Carmike 10, Chapel Hills 15, Cinemark 16, Hollywood Interquest, Tinseltown
Former Saturday Night Live cast member Jane Curtin has confirmed that John Belushi once loudly shared his opinion that "women are just fundamentally not funny." And Bridesmaids provides just the most recent evidence that it's time we stop acting like that's true.
It's insulting to have to stoop to a list of counter-examples, just like we don't want to use Rob Schneider as evidence that men aren't fundamentally funny. But since great comedy has at its core always been about subversive honesty, we've had a long road culturally — from Mae West to Joan Rivers to Sarah Silverman — toward being comfortable with it coming out of the mouths of the fairer sex. While we've been more willing to appreciate slapstick charmers like Lucille Ball and Carol Burnett on the small screen, the history of American mainstream comedy box-office stardom has generally been as female-friendly as a third-grade boy's birthday party.
Now, we're squarely inside an era where cinematic comedy is often built on R-rated can-you-top-this gross-outs. Can America handle distaff disgust?
Producer Judd Apatow (The 40 Year Old Virgin, etc.) seems to think so, since he gave SNL's Kristen Wiig this showcase for not-ready-for-even-after-prime-time laughs. Wiig co-wrote (with Annie Mumolo) and stars as Annie, a 30-something woman who's asked by her recently engaged best friend Lillian (Maya Rudolph) to be her maid of honor.
But it's not the best time for Annie to be handling a major responsibility. Her bakery business and her long-term relationship both recently failed, leaving her finances as precarious as her emotional state. So when another one of the bridesmaids — Helen (Rose Byrne), the wealthy wife of Lillian's fiancée's boss — starts insinuating herself into the planning, it's a bit too much for her to take.
In plenty of ways, Wiig and director Paul Feig (Freaks & Geeks) stick to a successful Apatow formula. The story structure is never so rigid that it won't allow room for freelancing a randomly (and hilariously) off-color conversation. The dialogue snaps with intelligence, and while belly laughs are the meat on the menu, there's a sentimental side, here involving Annie's tentative first steps at a relationship with a good-natured Irish cop (Chris O'Dowd).
The primary point of departure from that Apatow game plan is that most of the key performers are women — and they're just as solid as any of the ensembles Apatow himself has assembled. The supporting standout is Mike & Molly's Melissa McCarthy, playing the bride's vaguely off-kilter future sister-in-law, Megan. Her inappropriate bluntness steals nearly every scene she's in.
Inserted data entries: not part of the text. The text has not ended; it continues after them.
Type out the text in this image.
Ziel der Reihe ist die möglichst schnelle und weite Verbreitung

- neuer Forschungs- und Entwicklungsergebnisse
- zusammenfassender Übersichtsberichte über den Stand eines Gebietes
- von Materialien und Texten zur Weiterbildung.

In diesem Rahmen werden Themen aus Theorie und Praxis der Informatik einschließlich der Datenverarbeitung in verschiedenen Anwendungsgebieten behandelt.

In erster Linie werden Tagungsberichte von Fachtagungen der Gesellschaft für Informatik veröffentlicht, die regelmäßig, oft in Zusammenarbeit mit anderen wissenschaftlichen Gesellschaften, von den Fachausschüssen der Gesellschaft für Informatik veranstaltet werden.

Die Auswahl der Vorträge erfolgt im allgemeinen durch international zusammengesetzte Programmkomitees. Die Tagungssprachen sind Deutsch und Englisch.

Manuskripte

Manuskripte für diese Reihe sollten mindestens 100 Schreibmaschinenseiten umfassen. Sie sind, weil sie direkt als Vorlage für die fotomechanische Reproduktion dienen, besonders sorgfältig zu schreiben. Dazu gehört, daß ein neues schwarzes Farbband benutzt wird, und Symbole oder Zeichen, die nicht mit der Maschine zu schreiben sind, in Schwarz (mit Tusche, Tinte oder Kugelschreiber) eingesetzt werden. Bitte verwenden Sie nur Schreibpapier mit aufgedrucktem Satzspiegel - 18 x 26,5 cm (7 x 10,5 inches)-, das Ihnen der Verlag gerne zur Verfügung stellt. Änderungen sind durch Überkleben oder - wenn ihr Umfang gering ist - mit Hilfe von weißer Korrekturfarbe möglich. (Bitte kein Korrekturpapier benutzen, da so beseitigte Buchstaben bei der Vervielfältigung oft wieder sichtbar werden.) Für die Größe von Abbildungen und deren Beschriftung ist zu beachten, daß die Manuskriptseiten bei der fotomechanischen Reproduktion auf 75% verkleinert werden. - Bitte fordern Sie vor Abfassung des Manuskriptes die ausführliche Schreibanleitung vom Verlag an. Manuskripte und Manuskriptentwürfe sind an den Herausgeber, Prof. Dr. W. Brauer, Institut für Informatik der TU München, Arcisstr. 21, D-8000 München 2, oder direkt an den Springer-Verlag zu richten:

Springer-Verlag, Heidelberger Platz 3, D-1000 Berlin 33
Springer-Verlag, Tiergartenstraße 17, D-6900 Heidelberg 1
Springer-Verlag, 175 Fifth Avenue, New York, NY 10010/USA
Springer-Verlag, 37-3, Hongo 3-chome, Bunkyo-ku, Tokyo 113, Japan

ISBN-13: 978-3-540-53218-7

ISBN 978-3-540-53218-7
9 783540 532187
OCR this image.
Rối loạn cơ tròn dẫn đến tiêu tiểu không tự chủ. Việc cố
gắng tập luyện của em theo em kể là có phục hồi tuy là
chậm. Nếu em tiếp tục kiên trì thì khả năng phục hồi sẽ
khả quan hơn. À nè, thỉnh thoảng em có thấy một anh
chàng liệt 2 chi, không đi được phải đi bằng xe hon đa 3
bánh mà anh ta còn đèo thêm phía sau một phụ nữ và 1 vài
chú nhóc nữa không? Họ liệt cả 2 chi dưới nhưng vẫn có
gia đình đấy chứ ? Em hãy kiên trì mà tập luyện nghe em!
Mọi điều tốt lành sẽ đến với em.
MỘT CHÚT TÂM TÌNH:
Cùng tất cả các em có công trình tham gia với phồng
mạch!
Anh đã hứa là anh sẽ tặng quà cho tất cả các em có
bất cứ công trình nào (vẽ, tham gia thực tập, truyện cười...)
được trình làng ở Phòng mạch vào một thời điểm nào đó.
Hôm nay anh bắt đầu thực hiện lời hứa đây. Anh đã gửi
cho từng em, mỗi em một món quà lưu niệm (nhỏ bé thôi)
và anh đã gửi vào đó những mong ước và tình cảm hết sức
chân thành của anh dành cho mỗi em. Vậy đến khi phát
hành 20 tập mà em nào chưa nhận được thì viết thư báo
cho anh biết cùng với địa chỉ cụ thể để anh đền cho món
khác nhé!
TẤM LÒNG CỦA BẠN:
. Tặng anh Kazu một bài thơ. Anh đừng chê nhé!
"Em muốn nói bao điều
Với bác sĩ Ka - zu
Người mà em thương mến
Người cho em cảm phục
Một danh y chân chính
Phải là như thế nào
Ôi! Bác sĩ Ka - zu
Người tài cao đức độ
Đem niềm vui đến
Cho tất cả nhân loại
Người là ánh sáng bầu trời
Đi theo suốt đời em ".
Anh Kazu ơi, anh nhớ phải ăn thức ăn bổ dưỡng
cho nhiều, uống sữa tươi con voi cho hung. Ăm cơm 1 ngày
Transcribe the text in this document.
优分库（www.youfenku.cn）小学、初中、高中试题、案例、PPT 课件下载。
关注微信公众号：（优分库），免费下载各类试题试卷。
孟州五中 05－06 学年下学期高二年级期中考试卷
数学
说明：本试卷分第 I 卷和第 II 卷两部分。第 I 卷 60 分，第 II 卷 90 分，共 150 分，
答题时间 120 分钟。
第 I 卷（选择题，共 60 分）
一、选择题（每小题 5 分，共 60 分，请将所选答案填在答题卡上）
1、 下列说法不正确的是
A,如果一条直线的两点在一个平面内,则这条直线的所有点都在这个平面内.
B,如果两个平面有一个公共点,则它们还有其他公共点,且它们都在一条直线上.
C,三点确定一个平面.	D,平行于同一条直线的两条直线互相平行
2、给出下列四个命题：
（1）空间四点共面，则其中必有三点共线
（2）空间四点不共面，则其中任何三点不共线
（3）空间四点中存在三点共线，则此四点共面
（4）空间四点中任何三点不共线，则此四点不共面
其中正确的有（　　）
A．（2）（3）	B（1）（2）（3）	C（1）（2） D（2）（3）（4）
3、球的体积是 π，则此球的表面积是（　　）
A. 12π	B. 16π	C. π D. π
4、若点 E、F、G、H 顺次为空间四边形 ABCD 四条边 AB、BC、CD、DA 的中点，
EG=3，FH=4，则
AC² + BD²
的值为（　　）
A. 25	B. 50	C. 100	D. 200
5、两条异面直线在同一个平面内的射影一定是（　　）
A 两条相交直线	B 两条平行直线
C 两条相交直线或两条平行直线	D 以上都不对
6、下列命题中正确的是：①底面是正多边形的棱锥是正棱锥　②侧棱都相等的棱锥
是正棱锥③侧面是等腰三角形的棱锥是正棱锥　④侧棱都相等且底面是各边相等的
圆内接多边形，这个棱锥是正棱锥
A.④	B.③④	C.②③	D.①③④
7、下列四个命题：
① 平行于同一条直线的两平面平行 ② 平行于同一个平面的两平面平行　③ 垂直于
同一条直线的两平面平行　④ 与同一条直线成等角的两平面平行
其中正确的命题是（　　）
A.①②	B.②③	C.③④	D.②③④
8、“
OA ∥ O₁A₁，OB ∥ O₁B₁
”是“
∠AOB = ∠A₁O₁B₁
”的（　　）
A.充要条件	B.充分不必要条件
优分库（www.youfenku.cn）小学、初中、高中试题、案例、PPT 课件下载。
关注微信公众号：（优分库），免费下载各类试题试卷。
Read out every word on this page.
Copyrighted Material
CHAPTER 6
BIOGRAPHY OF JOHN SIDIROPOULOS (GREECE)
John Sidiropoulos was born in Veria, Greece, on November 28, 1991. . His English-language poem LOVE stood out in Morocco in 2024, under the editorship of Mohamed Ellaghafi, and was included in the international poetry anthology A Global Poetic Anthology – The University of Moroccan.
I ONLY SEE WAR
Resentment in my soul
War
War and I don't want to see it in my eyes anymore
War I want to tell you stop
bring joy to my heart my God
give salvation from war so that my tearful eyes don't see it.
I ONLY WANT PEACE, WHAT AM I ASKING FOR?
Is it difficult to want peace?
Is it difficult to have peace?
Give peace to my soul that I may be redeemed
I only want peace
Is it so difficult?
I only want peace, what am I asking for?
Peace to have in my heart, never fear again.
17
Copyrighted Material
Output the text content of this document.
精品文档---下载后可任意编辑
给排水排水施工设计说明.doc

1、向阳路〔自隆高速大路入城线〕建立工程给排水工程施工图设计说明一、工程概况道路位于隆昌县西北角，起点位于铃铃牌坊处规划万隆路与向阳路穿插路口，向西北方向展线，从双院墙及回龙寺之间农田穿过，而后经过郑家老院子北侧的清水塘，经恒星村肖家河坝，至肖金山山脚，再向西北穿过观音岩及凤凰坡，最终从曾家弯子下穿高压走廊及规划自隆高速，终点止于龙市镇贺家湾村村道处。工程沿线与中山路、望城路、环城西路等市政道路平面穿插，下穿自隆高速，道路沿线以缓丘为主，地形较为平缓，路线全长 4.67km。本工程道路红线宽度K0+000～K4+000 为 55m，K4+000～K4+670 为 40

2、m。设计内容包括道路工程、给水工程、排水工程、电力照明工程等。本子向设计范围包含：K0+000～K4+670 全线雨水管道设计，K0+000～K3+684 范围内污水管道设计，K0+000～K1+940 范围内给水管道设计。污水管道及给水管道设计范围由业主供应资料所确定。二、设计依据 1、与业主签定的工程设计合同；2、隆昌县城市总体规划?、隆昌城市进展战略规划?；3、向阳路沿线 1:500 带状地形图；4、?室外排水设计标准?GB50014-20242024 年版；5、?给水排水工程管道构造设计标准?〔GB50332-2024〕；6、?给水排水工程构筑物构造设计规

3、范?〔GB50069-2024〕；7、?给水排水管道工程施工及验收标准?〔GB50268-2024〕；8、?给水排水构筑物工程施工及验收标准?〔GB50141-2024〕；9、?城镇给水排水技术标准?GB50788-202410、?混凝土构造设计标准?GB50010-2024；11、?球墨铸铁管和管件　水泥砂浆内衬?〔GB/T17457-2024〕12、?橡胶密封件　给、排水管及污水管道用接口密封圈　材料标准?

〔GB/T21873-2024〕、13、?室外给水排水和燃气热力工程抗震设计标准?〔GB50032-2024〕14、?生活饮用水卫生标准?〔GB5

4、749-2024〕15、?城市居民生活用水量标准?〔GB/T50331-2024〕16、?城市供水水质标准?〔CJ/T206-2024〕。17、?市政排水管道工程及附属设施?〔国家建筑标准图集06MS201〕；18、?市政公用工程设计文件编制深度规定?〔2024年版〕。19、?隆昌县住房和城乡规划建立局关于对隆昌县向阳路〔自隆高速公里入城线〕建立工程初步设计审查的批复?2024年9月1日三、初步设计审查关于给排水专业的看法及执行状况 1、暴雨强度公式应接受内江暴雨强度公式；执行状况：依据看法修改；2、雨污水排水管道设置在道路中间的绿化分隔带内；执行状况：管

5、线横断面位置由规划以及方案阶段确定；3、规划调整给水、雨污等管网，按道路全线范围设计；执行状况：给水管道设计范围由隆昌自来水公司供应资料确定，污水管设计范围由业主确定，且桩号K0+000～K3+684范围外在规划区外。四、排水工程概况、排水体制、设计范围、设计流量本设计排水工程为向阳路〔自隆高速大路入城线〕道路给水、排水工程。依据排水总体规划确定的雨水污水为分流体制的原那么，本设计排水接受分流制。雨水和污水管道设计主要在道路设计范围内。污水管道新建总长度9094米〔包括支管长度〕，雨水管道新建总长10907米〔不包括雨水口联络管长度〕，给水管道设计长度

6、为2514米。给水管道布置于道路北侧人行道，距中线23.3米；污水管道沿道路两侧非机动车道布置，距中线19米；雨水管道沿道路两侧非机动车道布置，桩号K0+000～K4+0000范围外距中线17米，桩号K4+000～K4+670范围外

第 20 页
Then there's the low-key and endearingly human Wiig, who steps away from the polarizing weird characters that have been her SNL trademark. As willing as she is to look ridiculous, she's also surprisingly charming in playing a woman trying desperately to maintain her dignity at a time when she's constantly being reminded of how far she is from her dreams.
If there's a problem with Bridesmaids, it's really the same problem that typifies most Apatow-helmed projects: its willingness to indulge any comic moment leads to something more meandering than necessary. Though there's nothing inherently wrong with a two-hour-long comedy, Bridesmaids lingers primarily because the creative team won't accept the basic editing premise of sometimes needing to "murder your babies." It's funny, but not always disciplined.
Then again, maybe it's OK giving these women a little extra time to shine. Heaven knows — and Belushi's blather notwithstanding — it's been a long time coming.